Speaker: Don Housley

This PowerPoint presentation provides an introduction to both prehistoric and historical archaeological sites located on park land in Montgomery County and the techniques used by county archaeologists to unearth the past. A list of upcoming public archaeology programs and tours will be provided.

 

The following talks are temporarily unavailable: 

The New Face of Montgomery County 

Speaker: Steve Roberts

Montgomery County today is a global community of a million people with one-third of its residents born outside the United States.
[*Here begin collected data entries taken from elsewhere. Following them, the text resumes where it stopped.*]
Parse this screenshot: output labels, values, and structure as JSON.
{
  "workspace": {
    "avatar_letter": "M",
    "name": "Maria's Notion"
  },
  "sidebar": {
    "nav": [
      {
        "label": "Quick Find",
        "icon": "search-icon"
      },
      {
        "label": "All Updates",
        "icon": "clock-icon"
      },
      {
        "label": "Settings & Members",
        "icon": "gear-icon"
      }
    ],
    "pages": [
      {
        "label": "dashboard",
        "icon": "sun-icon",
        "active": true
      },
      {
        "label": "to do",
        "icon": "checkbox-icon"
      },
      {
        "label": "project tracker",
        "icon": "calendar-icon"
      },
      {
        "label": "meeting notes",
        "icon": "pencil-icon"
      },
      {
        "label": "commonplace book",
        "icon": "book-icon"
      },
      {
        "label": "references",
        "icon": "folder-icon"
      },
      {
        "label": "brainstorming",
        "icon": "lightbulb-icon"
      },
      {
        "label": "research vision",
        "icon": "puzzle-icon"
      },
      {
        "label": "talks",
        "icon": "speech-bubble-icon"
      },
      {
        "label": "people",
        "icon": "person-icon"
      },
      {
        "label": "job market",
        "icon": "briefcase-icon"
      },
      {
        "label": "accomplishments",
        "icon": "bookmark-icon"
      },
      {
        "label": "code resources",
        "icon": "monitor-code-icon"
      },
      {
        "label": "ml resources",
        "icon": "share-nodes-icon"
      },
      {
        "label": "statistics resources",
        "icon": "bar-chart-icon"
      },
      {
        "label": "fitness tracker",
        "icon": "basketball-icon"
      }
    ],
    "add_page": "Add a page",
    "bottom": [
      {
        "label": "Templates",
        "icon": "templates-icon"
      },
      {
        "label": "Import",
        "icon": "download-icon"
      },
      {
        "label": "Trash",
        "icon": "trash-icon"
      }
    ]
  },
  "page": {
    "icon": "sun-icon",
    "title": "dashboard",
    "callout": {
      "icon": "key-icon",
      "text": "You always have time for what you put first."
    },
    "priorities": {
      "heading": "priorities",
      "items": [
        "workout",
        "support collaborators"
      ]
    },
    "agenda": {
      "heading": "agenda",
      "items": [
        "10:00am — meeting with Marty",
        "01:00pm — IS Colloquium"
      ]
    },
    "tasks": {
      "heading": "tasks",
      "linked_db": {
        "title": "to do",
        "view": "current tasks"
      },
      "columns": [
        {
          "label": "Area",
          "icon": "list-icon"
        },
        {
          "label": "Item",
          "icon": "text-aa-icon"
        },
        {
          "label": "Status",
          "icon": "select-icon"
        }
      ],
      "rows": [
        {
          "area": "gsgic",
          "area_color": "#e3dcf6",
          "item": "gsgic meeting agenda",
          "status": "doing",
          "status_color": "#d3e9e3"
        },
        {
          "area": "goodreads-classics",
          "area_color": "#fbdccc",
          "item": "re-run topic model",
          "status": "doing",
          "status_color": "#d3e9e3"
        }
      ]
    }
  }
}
The dramatic growth of immigrant populations from all regions of the world has profoundly changed the community’s social, cultural and economic dynamic. This program will discuss the modern history of immigration in Montgomery County for different communities, including countries of origins and reasons for migration, settlement patterns, professions of choice, community organizing, cultural identities, and ties with home countries. The speaker will draw on some of his Bethesda Magazine columns to tell stories that flesh out the statistical trends of this recent history.

 

 
The Home Front During World War II
 
Speaker: William Offutt
 
This lecture and slide presentation is an overview of life in the D.C. area during World War II, with an emphasis on rationing, volunteering, air raid and blackout drills, shortages, victory gardens, and everyday life.

 

Montgomery County: A Rich History

Speaker: William Offutt

This slide lecture provides an overview of the county’s past and its people from the era of Indian settlements to today’s urban-suburban development. The lecture is illustrated with slides which evoke the past and indicate the vast changes in the county.